Simon shook off the memories and focused on the waterfall between the two bridges. More specifically on the figure that had been left there like a photograph, frozen in mid-fall.

‘We think he floated downstream,’ said the crime scene officer who was standing next to him. ‘And then his clothes got caught on something sticking out of the water. The river is usually so shallow there that you can wade across it.’

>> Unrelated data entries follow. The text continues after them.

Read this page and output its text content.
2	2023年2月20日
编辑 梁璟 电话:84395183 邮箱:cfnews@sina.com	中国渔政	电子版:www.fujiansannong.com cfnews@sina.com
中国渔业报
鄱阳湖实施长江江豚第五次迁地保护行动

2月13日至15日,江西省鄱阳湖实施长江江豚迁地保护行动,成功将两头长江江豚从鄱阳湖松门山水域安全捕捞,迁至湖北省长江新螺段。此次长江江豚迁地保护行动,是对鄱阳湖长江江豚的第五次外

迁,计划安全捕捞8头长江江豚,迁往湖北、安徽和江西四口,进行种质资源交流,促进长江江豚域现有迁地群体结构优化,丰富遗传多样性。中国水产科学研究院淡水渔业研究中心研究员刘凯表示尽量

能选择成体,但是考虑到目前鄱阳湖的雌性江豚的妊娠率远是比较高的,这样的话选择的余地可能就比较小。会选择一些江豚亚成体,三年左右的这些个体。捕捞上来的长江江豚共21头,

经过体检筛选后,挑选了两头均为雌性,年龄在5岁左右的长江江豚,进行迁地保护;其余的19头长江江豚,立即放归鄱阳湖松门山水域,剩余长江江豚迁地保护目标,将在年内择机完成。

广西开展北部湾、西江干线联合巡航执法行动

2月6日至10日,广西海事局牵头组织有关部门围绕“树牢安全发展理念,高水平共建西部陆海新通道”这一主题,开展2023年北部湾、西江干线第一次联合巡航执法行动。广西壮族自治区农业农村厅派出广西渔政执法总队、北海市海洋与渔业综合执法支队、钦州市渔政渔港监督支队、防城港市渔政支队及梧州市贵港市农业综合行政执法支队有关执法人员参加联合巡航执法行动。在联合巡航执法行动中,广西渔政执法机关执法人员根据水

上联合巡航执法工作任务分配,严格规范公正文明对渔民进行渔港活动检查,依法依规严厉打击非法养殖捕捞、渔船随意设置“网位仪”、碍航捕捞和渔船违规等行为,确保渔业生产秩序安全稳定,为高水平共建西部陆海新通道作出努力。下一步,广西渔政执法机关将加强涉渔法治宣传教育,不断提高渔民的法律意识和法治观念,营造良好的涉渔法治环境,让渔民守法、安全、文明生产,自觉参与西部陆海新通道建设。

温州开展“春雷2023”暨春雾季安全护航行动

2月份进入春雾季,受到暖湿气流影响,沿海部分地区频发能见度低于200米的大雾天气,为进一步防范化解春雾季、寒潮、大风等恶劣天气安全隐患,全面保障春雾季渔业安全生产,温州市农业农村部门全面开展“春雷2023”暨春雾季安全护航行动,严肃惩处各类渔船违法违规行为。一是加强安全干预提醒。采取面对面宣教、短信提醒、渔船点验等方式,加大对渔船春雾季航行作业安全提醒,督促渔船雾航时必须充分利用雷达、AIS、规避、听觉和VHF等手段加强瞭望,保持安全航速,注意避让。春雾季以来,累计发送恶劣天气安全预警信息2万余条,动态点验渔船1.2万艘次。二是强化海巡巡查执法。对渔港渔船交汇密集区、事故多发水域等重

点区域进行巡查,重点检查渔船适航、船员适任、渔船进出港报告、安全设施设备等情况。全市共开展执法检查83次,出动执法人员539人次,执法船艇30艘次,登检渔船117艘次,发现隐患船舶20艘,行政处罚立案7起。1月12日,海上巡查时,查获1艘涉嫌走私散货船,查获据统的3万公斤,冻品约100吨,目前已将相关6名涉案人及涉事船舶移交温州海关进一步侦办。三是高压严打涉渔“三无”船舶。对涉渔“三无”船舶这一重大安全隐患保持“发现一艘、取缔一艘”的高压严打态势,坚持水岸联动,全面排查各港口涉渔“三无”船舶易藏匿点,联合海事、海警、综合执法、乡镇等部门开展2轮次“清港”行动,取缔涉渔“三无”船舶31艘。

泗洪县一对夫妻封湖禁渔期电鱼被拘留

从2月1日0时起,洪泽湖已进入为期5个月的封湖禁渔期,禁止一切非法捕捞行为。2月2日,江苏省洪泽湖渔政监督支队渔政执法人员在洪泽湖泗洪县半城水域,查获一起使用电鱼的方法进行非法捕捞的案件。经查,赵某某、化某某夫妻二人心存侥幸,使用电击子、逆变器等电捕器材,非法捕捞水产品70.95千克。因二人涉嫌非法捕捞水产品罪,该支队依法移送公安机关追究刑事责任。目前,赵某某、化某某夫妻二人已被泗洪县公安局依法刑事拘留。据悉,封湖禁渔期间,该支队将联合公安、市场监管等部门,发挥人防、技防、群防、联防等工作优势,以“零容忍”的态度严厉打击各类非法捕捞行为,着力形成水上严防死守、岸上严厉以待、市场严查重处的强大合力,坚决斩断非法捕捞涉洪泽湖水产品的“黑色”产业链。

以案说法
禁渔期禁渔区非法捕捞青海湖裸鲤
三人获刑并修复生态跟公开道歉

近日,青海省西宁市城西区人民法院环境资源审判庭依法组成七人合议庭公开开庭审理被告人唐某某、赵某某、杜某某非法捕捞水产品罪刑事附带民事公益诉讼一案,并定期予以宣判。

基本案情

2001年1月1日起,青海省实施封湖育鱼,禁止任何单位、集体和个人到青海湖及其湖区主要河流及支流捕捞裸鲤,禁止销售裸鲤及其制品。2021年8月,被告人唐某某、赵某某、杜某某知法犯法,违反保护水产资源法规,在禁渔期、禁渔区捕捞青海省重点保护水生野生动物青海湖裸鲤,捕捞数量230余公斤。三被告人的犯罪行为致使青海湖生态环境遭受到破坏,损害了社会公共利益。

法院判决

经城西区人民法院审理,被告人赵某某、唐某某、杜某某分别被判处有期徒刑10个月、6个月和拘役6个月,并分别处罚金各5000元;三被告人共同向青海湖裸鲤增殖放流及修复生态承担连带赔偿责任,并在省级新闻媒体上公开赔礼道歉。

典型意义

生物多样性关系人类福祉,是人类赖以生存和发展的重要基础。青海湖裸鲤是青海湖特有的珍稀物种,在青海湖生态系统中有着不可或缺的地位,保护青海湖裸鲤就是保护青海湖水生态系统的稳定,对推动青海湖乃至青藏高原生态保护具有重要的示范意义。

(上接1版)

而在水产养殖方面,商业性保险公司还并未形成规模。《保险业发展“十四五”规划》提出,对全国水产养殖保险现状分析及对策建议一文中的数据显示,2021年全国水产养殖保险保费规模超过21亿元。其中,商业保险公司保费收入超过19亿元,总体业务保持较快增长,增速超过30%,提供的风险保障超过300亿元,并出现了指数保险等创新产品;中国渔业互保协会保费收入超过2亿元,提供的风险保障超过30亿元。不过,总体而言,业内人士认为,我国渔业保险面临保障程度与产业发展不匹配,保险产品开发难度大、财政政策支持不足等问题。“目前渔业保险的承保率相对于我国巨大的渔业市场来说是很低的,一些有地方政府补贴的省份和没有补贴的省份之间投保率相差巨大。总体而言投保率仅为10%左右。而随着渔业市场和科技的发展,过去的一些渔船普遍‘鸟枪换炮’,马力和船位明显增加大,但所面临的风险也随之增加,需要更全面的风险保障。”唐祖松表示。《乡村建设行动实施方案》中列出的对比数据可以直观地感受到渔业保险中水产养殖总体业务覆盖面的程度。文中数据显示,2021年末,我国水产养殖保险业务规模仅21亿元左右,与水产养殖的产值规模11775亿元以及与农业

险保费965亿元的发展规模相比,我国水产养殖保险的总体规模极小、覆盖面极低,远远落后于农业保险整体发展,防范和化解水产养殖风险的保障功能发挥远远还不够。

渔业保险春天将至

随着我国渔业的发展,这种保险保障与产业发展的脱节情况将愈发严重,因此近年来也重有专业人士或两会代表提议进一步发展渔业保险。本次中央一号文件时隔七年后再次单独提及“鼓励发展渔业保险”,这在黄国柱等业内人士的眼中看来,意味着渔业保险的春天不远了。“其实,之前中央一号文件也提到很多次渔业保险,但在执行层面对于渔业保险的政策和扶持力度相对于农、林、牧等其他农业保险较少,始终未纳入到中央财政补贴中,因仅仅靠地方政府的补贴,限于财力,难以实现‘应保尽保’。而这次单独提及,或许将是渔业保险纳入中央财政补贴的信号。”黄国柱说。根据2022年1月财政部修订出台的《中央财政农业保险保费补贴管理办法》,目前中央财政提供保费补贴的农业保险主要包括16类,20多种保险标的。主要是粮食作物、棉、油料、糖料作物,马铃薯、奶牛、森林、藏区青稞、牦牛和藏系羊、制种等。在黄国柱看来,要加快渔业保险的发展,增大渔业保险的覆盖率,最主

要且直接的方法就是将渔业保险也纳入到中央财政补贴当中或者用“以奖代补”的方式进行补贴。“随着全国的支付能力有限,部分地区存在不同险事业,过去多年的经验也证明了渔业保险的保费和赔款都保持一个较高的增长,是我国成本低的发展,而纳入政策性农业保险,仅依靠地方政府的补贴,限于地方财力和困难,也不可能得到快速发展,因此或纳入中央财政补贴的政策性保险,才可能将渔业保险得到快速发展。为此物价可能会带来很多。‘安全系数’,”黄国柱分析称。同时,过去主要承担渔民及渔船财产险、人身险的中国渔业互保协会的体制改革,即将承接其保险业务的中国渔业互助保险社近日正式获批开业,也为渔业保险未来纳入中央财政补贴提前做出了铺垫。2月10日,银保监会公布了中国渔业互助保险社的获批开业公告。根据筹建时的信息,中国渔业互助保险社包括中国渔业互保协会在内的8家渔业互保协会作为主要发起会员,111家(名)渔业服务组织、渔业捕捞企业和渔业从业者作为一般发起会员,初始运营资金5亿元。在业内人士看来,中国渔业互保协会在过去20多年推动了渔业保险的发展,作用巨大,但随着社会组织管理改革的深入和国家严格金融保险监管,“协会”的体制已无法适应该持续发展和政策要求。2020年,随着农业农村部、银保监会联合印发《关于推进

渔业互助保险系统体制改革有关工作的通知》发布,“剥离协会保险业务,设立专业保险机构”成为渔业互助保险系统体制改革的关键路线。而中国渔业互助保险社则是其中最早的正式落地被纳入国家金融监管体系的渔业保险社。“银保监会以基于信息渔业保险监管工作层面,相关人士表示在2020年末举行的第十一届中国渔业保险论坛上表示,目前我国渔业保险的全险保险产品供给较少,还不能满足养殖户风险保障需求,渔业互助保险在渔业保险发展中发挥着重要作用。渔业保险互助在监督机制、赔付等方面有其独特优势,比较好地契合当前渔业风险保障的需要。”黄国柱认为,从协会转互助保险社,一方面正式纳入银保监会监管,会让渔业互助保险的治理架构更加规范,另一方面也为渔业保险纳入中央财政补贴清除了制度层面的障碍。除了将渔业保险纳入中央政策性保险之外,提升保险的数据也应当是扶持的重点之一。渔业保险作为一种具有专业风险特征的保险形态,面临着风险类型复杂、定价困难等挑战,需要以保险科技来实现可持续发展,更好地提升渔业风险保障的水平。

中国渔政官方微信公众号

‘All right,’ Simon said, sucking the tobacco in his mouth and cocking his head. The figure hung straight down with its arms out to the sides and the cascading water formed a white halo around the head and body. It reminded him of Else’s hair. The other CSOs had finally got their boat into the water and were working on freeing the body.

‘A beer says it’s suicide.’

‘I think you’re wrong, Elias,’ Simon said and hooked a finger under his upper lip to extract the snus . He was about to drop it into the water below, but he stopped himself. Different times. He looked around for a bin.

‘So you won’t bet a beer?’

‘No, Elias, I won’t.’

‘Oh, sorry, I forgot. .’ The CSO looked embarrassed.

‘That’s all right,’ Simon said and left. He nodded in passing to a tall, blonde woman in a black skirt and a short jacket. If it hadn’t been for the police warrant card dangling around her neck he would have taken her to be a bank clerk. He chucked the snus into the green rubbish bin at the end of the bridge and walked down to the riverbank, scanning the ground with his eyes as he did.

‘Chief Inspector Kefas?’

Elias looked up. The woman who had addressed him was the archetypal Scandinavian female as imagined by foreigners. He suspected she thought she was too tall, which was why she stooped slightly and wore flat shoes.

‘No, that’s not me. Who are you?’

‘Kari Adel.’ She held up a warrant card around her neck. ‘I’ve just joined the Homicide Squad. They told me I would find him here.’